By Amanda Eggert, Montana Free Press
Conservation groups in Montana and Idaho allege an oversight body unlawfully attempted to invalidate Montana’s 2020 selenium rule.
Environmental groups in Montana and Idaho are defending a water quality standard Montana adopted in 2020 by suing a quasi-judicial board that’s spent the past year trying to invalidate it.
The lawsuit represents the latest development in a fight over environmental protections that involves a coal-mining operation in British Columbia and state, federal and tribal governments’ responses to mining-related pollution.

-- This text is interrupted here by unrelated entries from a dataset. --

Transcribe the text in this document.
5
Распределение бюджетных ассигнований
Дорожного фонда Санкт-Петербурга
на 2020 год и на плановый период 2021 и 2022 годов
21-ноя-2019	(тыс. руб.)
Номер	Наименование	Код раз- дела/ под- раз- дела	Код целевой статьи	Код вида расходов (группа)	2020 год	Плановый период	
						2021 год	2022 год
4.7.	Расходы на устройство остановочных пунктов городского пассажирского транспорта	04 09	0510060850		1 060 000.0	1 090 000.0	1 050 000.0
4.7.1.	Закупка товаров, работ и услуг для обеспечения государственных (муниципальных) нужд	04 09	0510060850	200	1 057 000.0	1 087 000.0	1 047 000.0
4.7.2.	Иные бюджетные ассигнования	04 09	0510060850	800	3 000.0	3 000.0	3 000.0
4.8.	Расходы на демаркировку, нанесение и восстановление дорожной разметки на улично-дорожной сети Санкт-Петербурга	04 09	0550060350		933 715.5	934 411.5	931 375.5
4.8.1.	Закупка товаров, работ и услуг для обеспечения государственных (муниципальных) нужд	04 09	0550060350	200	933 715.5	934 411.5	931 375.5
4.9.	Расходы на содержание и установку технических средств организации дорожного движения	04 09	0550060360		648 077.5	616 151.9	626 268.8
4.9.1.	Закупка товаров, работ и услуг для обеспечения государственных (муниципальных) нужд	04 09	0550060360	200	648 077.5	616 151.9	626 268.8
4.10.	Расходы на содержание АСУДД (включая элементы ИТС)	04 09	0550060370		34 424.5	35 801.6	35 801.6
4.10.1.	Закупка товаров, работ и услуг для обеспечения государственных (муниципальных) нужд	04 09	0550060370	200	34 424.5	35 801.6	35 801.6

At issue is a standard for selenium, a chemical element that even in small quantities can hamper reproductive success in fish and lead to spinal and gill deformities. Selenium pollution from Teck Resources’ strip mines enters the Elk River in British Columbia and then flows into Lake Koocanusa, a waterway that spans the Canada-U.S. border, and the Kootenai River. For more than a decade, environmental groups and tribes from the Ktunaxa Nation have pressured governments on both sides of the U.S.-Canada border to do more to protect waterways from selenium, which becomes increasingly concentrated as it moves up the food chain. Environmentalists are concerned that selenium contamination in U.S. waterways will result in the kind of population crashes that have been recorded in British Columbia fisheries in recent years.